Universidade de Lisboa
Faculdade de Direito
Direito do Ambiente
2011/2012
Prof. Doutor Vasco Pereira da Silva
O
DANO ECOLÓGICO E O SEU REGIME JURÍDICO: A DIRECTIVA 2004/35/CE E O DL 147/2008
Maria
Margarida Pereira
Indice
1.
Introdução
------------------------------------------------------------ 3
2.
A
Directiva 2004/35/CE -------------------------------------------- 5
3.
O
Decreto-Lei 147/2008 ------------------------------------------- 8
4.
Conclusão
------------------------------------------------------------ 11
5.
Bibliografia
---------------------------------------------------------- 12
Introdução
O
fundamento da existência do instituto da responsabilidade por dano ecológico é
o de ressarciar a geração presente pela degradação do estado de um determinado
componente ambiental e, outrossim, proporcionar às gerações vindouras idêntico
grau de fruição desse componente, repondo, sempre que possível, o estado
anterior à ocorrência do facto lesivo. Com efeito, o facto de o Homem ser um
ser mortal, fá-lo muitas vezes sacrificar o ambiente, ignorando os efeitos dos
danos ambientais que provoca em detrimento do seu conforto ou do lucro que visa
obter.
Assim,
as instituições da Comunidade Europeia, levando a sério a prossecução da
política ambiental comunitária, tomaram a dianteira do processo de elaboração
de um quadro normativo inovador de regulação da prevenção e reparação do dano ecológico
através da Directiva 2004/35/CE, do Parlamento Europeu e do Conselho, de 21 de
Abril. Esta directiva, cujo prazo de transposição expirou em Abril de 2007, foi
transposta para o nosso ordenamento através do DL 147/2008, de 29 de Julho
(adiante designado RRPDE).
Note-se
que até ao surgimento do RRPDE o ordenamento jurídico português não
autonomizava o dano ecológico do dano ambiental (atente-se, nomeadamente, na
Lei de Bases do Ambiente (Lei 11/87, de 7 de Abril)). Tal falha é, de resto,
expressamente assumida pelo legislador, no Preâmbulo do diploma:
"Durante muitos anos a
problemática da responsabilidade ambiental foi considerada na perspectiva do
dano causado às pessoas e às coisas. O problema central consistia na reparação dos
danos subsequentes às perturbações ambientais — ou seja, dos danos sofridos por
determinada pessoa nos seus bens jurídicos da personalidade ou nos seus bens
patrimoniais como consequência da contaminação do ambiente.
Com
o tempo, todavia, a progressiva consolidação do Estado de direito ambiental
determinou a autonomização de um novo conceito de danos causados à natureza em
si, ao património natural e aos fundamentos naturais da vida. (...) Assim,
existe dano ecológico quando um bem jurídico ecológico é perturbado, ou quando
um determinado estado-dever de um componente do ambiente é alterado
negativamente".
Assim,
com o RRPDE afirmou-se, enfim, a diferença entre dano pessoal/patrimonial (dano
ambiental strictu sensu) e dano ecológico. Mas não só. Clarificou-se igualmente
a legitimidade para reclamar a sua reparação, fixaram-se os critérios de
avaliação do dano e indicaram-se as formas da sua reparação.
Deste
modo, procurar-se-à, na breve exposição que se segue, apresentar de forma sucinta
(assim o exigem as ciscunstâncias em que o mesmo se desenvolve, não me
imiscuindo, no entanto, de futuramente desenvolver o tema, já que muito mais
haveria a acrescentar, tendo já, nessa altura, em conta os muitos
desenvolvimentos que certamente se seguirão após a escrita deste paper) o regime estabelecido pelo RRPDE.

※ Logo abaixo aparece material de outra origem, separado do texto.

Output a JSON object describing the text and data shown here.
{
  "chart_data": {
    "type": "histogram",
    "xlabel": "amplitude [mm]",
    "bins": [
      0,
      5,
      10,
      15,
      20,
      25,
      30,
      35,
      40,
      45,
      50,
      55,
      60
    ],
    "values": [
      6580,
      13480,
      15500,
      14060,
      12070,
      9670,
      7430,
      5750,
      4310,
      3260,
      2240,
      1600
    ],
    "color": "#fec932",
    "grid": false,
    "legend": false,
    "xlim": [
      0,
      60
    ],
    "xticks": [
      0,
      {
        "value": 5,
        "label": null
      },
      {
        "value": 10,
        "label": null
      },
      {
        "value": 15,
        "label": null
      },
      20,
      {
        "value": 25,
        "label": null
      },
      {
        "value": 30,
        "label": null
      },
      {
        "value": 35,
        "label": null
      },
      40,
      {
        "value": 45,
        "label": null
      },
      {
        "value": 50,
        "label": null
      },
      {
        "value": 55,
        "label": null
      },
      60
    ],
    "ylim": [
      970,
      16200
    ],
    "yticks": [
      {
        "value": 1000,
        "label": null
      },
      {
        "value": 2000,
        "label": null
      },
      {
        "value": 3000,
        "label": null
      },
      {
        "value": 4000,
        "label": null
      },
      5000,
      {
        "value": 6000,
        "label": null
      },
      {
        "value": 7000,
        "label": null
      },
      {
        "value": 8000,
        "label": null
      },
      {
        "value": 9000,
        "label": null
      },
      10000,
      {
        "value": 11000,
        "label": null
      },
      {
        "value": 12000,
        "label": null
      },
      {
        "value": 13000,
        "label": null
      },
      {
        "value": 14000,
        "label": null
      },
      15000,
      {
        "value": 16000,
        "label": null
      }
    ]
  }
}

Para tal começar-se-à, no entanto, por analisar a Directiva 2004/35/CE que
esteve na génese do mesmo e cujas directrizes apontadas coincidem, em grande
parte, com as adoptadas pelo legislador nacional pelo que nos centraremos, após
a análise da Directiva, a identificar apenas algumas das inovações preconizadas
pelo legislador nacional.
A Directiva 2004/35/CE
O
objecto da Directiva 2004/35/CE é, desde logo, estabelecido no seu artigo 1.º “A
presente directiva tem por objectivo estabelecer um quadro de responsabilidade
ambiental baseado no princípio do "poluidor-pagador", para prevenir e
reparar danos ambientais.”. Ressalta, ab initio, que o intuito comunitário com
a Directiva foi o de instituir uma disciplina comum relativa ao dano ecológico,
com o objectivo de obter resultados a custos racionais para a sociedade. Assim,
subjacente a este objectivo, pretende-se incitar os promotores a evitarem os
danos. De facto, em regra, as despesas para a prevenção permitem evitar ou
reduzir a possibilidade de que se produzam danos cujos custos de reparação
seriam superior às despesas em prevenção dos mesmo. Consequentemente, os
sujeitos potencialmente responsáveis são encorajados a investirem na prevenção
em vez de suportarem os custos elevados da reparação. Não obstante, caso não o
façam, serão responsabilizados para reparar os mesmos com respeito pelo
princípio do “poluidor-pagador”.
Já
no que concerne ao âmbito de aplicação material da Directiva, o mesmo é
circunscrito aos danos às espécies e habitats naturais protegidos ao abrigo do
regime da Rede Natura 2000 (ou
seja, qualquer dano que produza efeitos negativos significativos sobre
o atingimento ou a manutenção de
um estado de conservação favorável a tais espécies e habitats), às águas indicadas
na Directiva 2000/60/CE e ao solo (o dano é aqui limitado às contaminações que
comportem um risco significativo sobre a saúde humana conforme se retira do artigo
11º/e) iii) e Anexo III, ponto 2, não se tratando assim de um verdadeiro dano
ecológico, mas antes de um dano ambiental strictu sensu). Note-se, no entanto, que a Directiva deixa aos Estados
a decisão de poderem alargar o âmbito do dano ecológico a outros componentes
ambientais.
Acresce que na Directiva o dano deve apresentar algumas
características genéricas, ou seja, ser concreto, qualificável e significativo.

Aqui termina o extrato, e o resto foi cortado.